While part of me was lamenting not being able to strap a GoPro onto a couple pups for what would have been a pretty fun video, it was nice to concentrate on only still photos. Just the simple act of working a scene for a few minutes was a joy, and while photographers should replace the phrase "like shooting fish in a barrel" with "like shooting a dog parade," I was pretty happy with some of my photos:
As usual, I have a little re-editing to do, and I'm now liking this moment
better than the one that ran in the paper:
I was originally won over with the tongue, but the heavy dribble is pretty good too and the runner's foot just fits the frame so much better. Feel free to offer your opinion in the comments.

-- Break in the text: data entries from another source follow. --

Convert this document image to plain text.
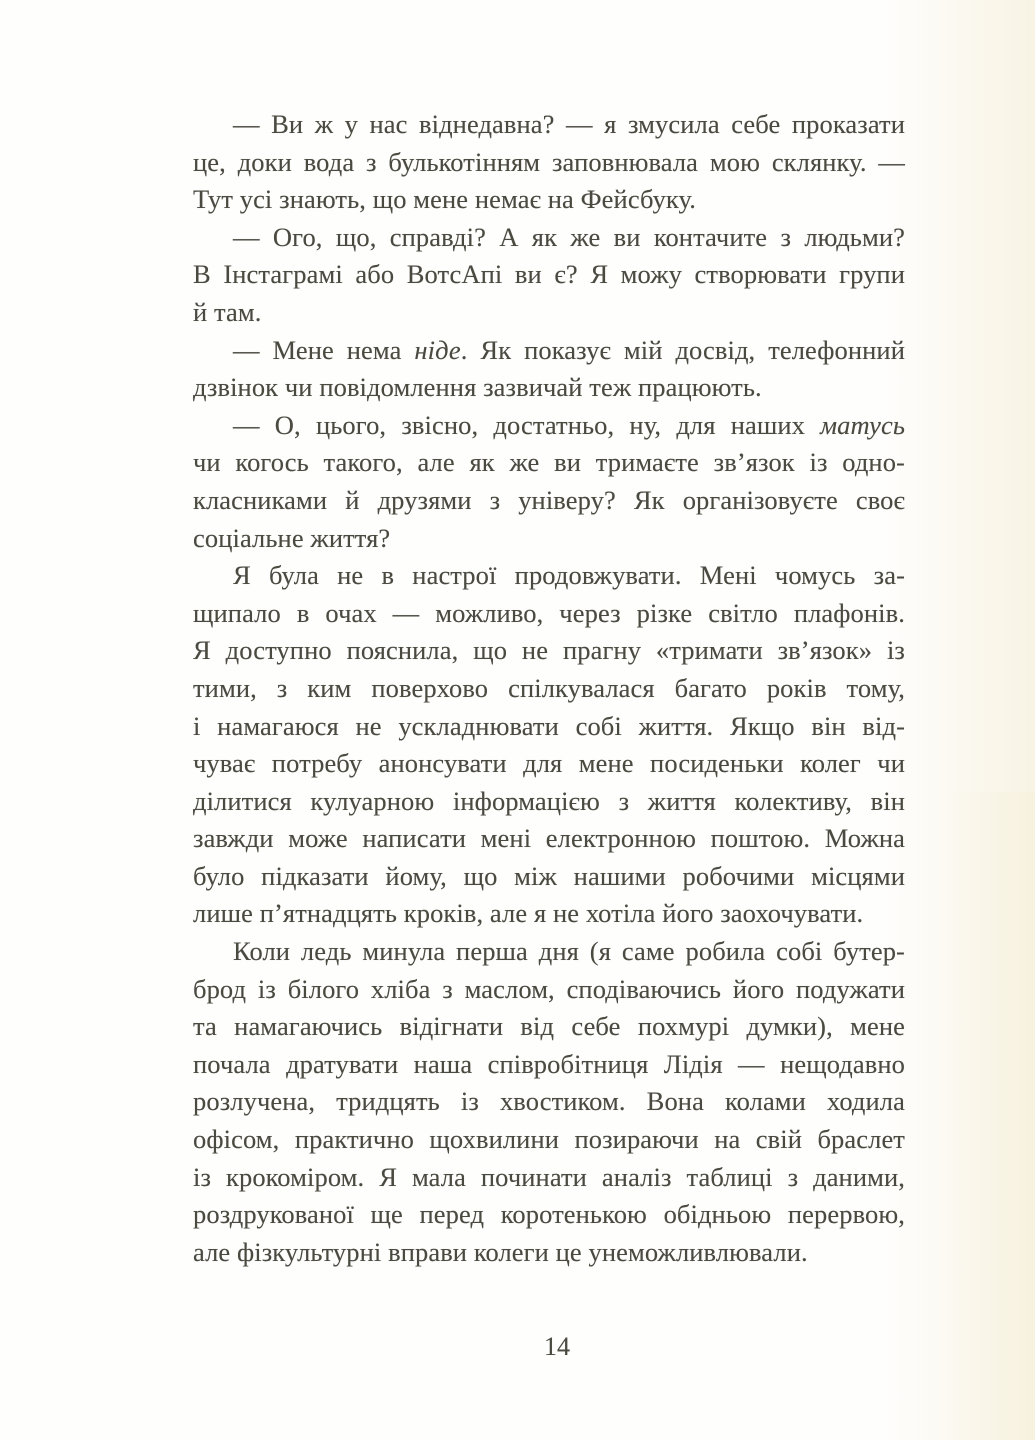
— Ви ж у нас віднедавна? — я змусила себе проказати
це, доки вода з булькотінням заповнювала мою склянку. —
Тут усі знають, що мене немає на Фейсбуку.
— Ого, що, справді? А як же ви контачите з людьми?
В Інстаграмі або ВотсАпі ви є? Я можу створювати групи
й там.
— Мене нема ніде. Як показує мій досвід, телефонний
дзвінок чи повідомлення зазвичай теж працюють.
— О, цього, звісно, достатньо, ну, для наших матусь
чи когось такого, але як же ви тримаєте зв’язок із одно-
класниками й друзями з універу? Як організовуєте своє
соціальне життя?
Я була не в настрої продовжувати. Мені чомусь за-
щипало в очах — можливо, через різке світло плафонів.
Я доступно пояснила, що не прагну «тримати зв’язок» із
тими, з ким поверхово спілкувалася багато років тому,
і намагаюся не ускладнювати собі життя. Якщо він від-
чуває потребу анонсувати для мене посиденьки колег чи
ділитися кулуарною інформацією з життя колективу, він
завжди може написати мені електронною поштою. Можна
було підказати йому, що між нашими робочими місцями
лише п’ятнадцять кроків, але я не хотіла його заохочувати.
Коли ледь минула перша дня (я саме робила собі бутер-
брод із білого хліба з маслом, сподіваючись його подужати
та намагаючись відігнати від себе похмурі думки), мене
почала дратувати наша співробітниця Лідія — нещодавно
розлучена, тридцять із хвостиком. Вона колами ходила
офісом, практично щохвилини позираючи на свій браслет
із крокоміром. Я мала починати аналіз таблиці з даними,
роздрукованої ще перед коротенькою обідньою перервою,
але фізкультурні вправи колеги це унеможливлювали.
14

Time was even tighter at the March for Respect since I had a soccer game starting soon after. I didn't even get to stay for the march, though the rally was probably more interesting to photograph anyway:
People have a way of surprising you, though, and after rushing over to Mary Munekiyo's 104th birthday party, I knew I had to get some video of her. I've covered my share of 100-year-olds' birthday parties, and Munekiyo was incredibly spry, walking herself across the room and waving "thanks" to her guests,
before her friend and fellow Hawthorne Court resident Martha Allen gave her a warm greeting and a fun moment:
I should have realized sooner and gotten some video of her walk and other activities, but the main point of the video was to get her voice and her thoughts:
Sadly, this video followed our viewer's trends, getting only 118 views compared to the 304 from Friday's crime scene clip that was devoid of any real information. In case you're wondering, the gallery traffic dominated, with the dogs getting 15,318 views from 708 visitors and the March for Respect getting 2,446 views from 146. No surprise there on which gallery garnered the most eyeballs.
As we move forward from this fervent demand for video content, I'd like to see these numbers influence our expectations. Even a crappy video that nobody watches takes time to shoot and produce, and that's time that could be better spent telling the stories of our community. Still, page views aren't the only measure, and as I've said before, sometimes a story just screams for video, even if our readers aren't exactly clamoring for it.
For some truly well-done multimedia...
Check out this powerful piece by Sara Naomi Lewkowicz about domestic violence over at Time's Lightbox. It's an update from a previously published photo story.
You've probably seen it, but these shots by a trio of intrepid Russian photographers who snuck atop a pyramid at night are worth sharing anyway.
And freelancers take note, with this annotated pricing negotiation at A Photo Editor.